Hour Two: Me at Ten

Ten Years Old

Dad has been dead for two years now
as my ten-year-old brain
struggles to understand
what death is.

I imagine I see him sometimes
on the street, walking briskly
carrying a folded newspaper,
hiding his face from us.

Why did he leave us?
Something I did?
My little brain can barely
comprehend life,
let alone death?

Dying?
What the hell is that?
He’s gone, and two years later
I still can’t understand why.

I miss his unshaven cheeks
scratching me when he hugs me,
his eyes smiling into mine.
He is gone from this world
yet his presence remains
hints of another life
another existence
beyond my
understanding.

Suffering Past – after Diana Khoi Nguyen

We wear our past like too tight sweaters.
We dance at parties, smiling large and bold
while our past hangs on our shoulders
showing stains and holes cut in tears.

I try to leave the house without them
but they chase me like
crazed liquored up weasels,
snapping at my heels,
spitting my own tears back at me.

We must come to terms with our past
transform it into our future,
twisting it like red licorice
grasped in little fingers turning and turning
it straight.

 

My Introduction

Greetings!

I’ve signed up for the half marathon.Never shared my poetry before, so this will be interesting.

From my profile: I started writing when I was twelve years old on a steel underwood manual typewriter that weight as much as a Cadillac Escalade. Wrote science fiction short stories that were promptly and righteously rejected. Then life hit. Marriages, divorce, careers, whatever.

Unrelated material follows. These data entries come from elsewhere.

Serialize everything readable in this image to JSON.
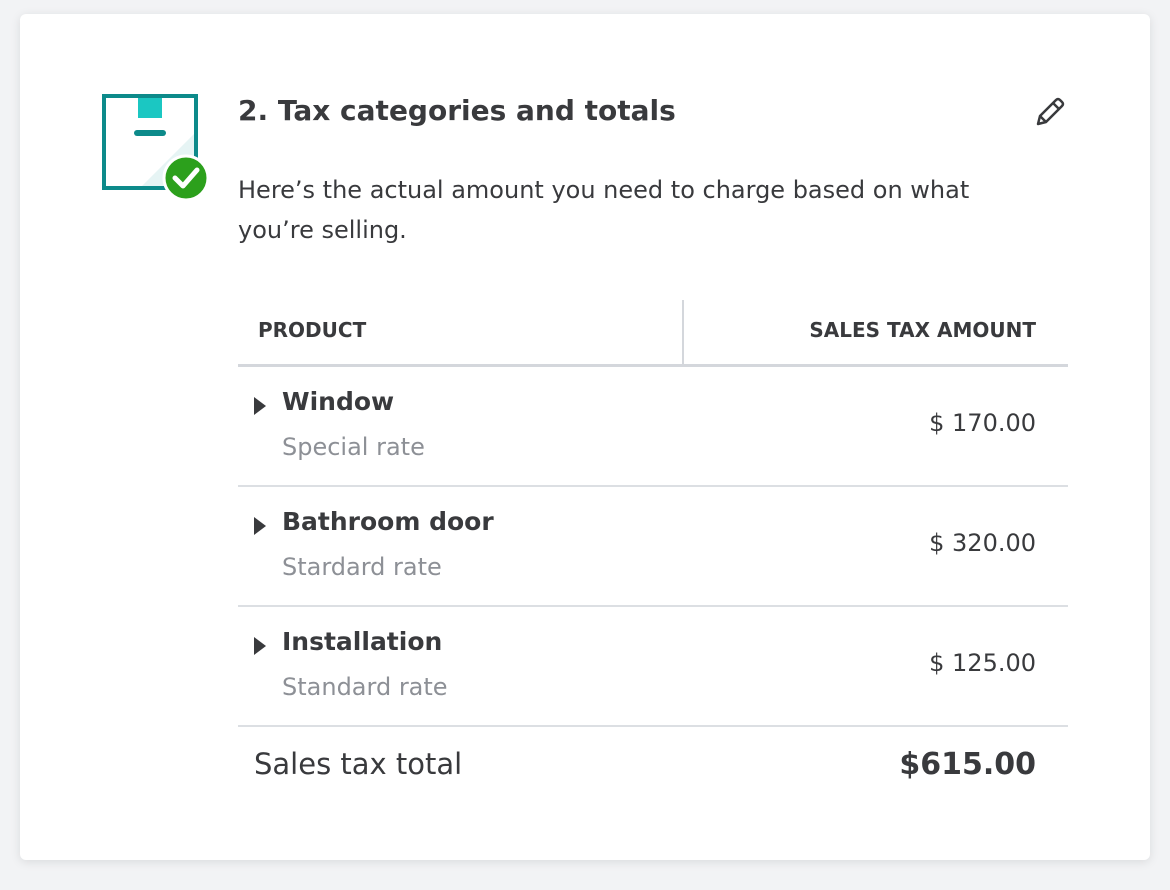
{
  "section": {
    "title": "2. Tax categories and totals",
    "description": "Here’s the actual amount you need to charge based on what you’re selling.",
    "status": "complete"
  },
  "colors": {
    "accent_teal": "#0d8a8a",
    "accent_light_teal": "#1bc7c2",
    "success_green": "#2ca01c"
  },
  "icons": {
    "step": "document-with-check-icon",
    "edit": "pencil-icon",
    "expand": "caret-right-icon"
  },
  "table": {
    "headers": {
      "product": "PRODUCT",
      "amount": "SALES TAX AMOUNT"
    },
    "rows": [
      {
        "name": "Window",
        "rate": "Special rate",
        "amount": "$ 170.00"
      },
      {
        "name": "Bathroom door",
        "rate": "Stardard rate",
        "amount": "$ 320.00"
      },
      {
        "name": "Installation",
        "rate": "Standard rate",
        "amount": "$ 125.00"
      }
    ],
    "total": {
      "label": "Sales tax total",
      "value": "$615.00"
    }
  }
}
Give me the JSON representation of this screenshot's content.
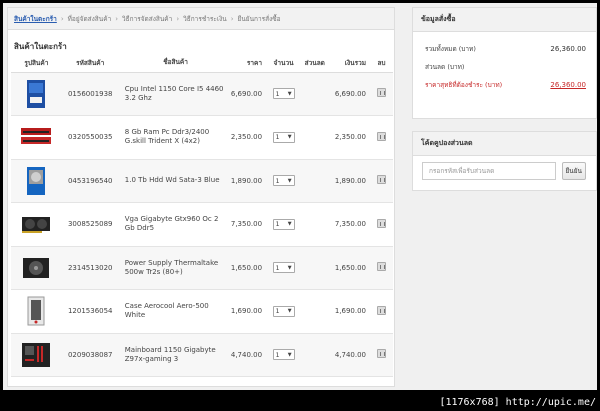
{
  "breadcrumb": [
    "สินค้าในตะกร้า",
    "ที่อยู่จัดส่งสินค้า",
    "วิธีการจัดส่งสินค้า",
    "วิธีการชำระเงิน",
    "ยืนยันการสั่งซื้อ"
  ],
  "cart": {
    "title": "สินค้าในตะกร้า",
    "headers": {
      "image": "รูปสินค้า",
      "code": "รหัสสินค้า",
      "name": "ชื่อสินค้า",
      "price": "ราคา",
      "qty": "จำนวน",
      "discount": "ส่วนลด",
      "total": "เงินรวม",
      "delete": "ลบ"
    },
    "items": [
      {
        "code": "0156001938",
        "name": "Cpu Intel 1150 Core I5 4460 3.2 Ghz",
        "price": "6,690.00",
        "qty": "1",
        "total": "6,690.00",
        "icon": "cpu-box"
      },
      {
        "code": "0320550035",
        "name": "8 Gb Ram Pc Ddr3/2400 G.skill Trident X (4x2)",
        "price": "2,350.00",
        "qty": "1",
        "total": "2,350.00",
        "icon": "ram-sticks"
      },
      {
        "code": "0453196540",
        "name": "1.0 Tb Hdd Wd Sata-3 Blue",
        "price": "1,890.00",
        "qty": "1",
        "total": "1,890.00",
        "icon": "hard-drive"
      },
      {
        "code": "3008525089",
        "name": "Vga Gigabyte Gtx960 Oc 2 Gb Ddr5",
        "price": "7,350.00",
        "qty": "1",
        "total": "7,350.00",
        "icon": "graphics-card"
      },
      {
        "code": "2314513020",
        "name": "Power Supply Thermaltake 500w Tr2s (80+)",
        "price": "1,650.00",
        "qty": "1",
        "total": "1,650.00",
        "icon": "power-supply"
      },
      {
        "code": "1201536054",
        "name": "Case Aerocool Aero-500 White",
        "price": "1,690.00",
        "qty": "1",
        "total": "1,690.00",
        "icon": "pc-case"
      },
      {
        "code": "0209038087",
        "name": "Mainboard 1150 Gigabyte Z97x-gaming 3",
        "price": "4,740.00",
        "qty": "1",
        "total": "4,740.00",
        "icon": "motherboard"
      }
    ]
  },
  "order": {
    "title": "ข้อมูลสั่งซื้อ",
    "subtotal_label": "รวมทั้งหมด (บาท)",
    "subtotal": "26,360.00",
    "discount_label": "ส่วนลด (บาท)",
    "discount": "",
    "grand_label": "ราคาสุทธิที่ต้องชำระ (บาท)",
    "grand": "26,360.00"
  },
  "coupon": {
    "title": "โค้ดคูปองส่วนลด",
    "placeholder": "กรอกรหัสเพื่อรับส่วนลด",
    "button": "ยืนยัน"
  },
  "footer": "[1176x768] http://upic.me/",
  "colors": {
    "accent": "#2a5db0",
    "grand_total": "#c62828"
  }
}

Worked as a bank manager, trade photographer, full-time award winning real estate agent and finally as an Assistant Dean at a university, where I managed the financial department, and taught freshmen classes. From 2000 to 2010 wrote a popular blog filled with mostly humor. After that some of my short fiction was published and recently I published a book of humor. Just finished a 70,000 word crime novel that is making the rounds of literary agencies hoping someone will pick it up.

Poetry? I have always wrote poetry. Always for myself, as a way to connect with the universe and my deeper self. I have hundreds of poems This will be the first time I share my poetry so that will make this marathon more interesting. I wonder if I will be able to write a brand new poem every hour of the marathon. One can’t artificially create a poem out of nothingness. It must have roots in your heart or soul. I can write a short story about anything, but poems….they are different dragons.

I live in a small unknown town in Florida, USA. I am from Miami originally and lived for a time in Boise, Idaho. I am married with a daughter and four cats. I love nature, astronomy, photography coffee shops and coffee. Writing is not an option for me, but an essential component of life.

I wish everyone excitement and luck!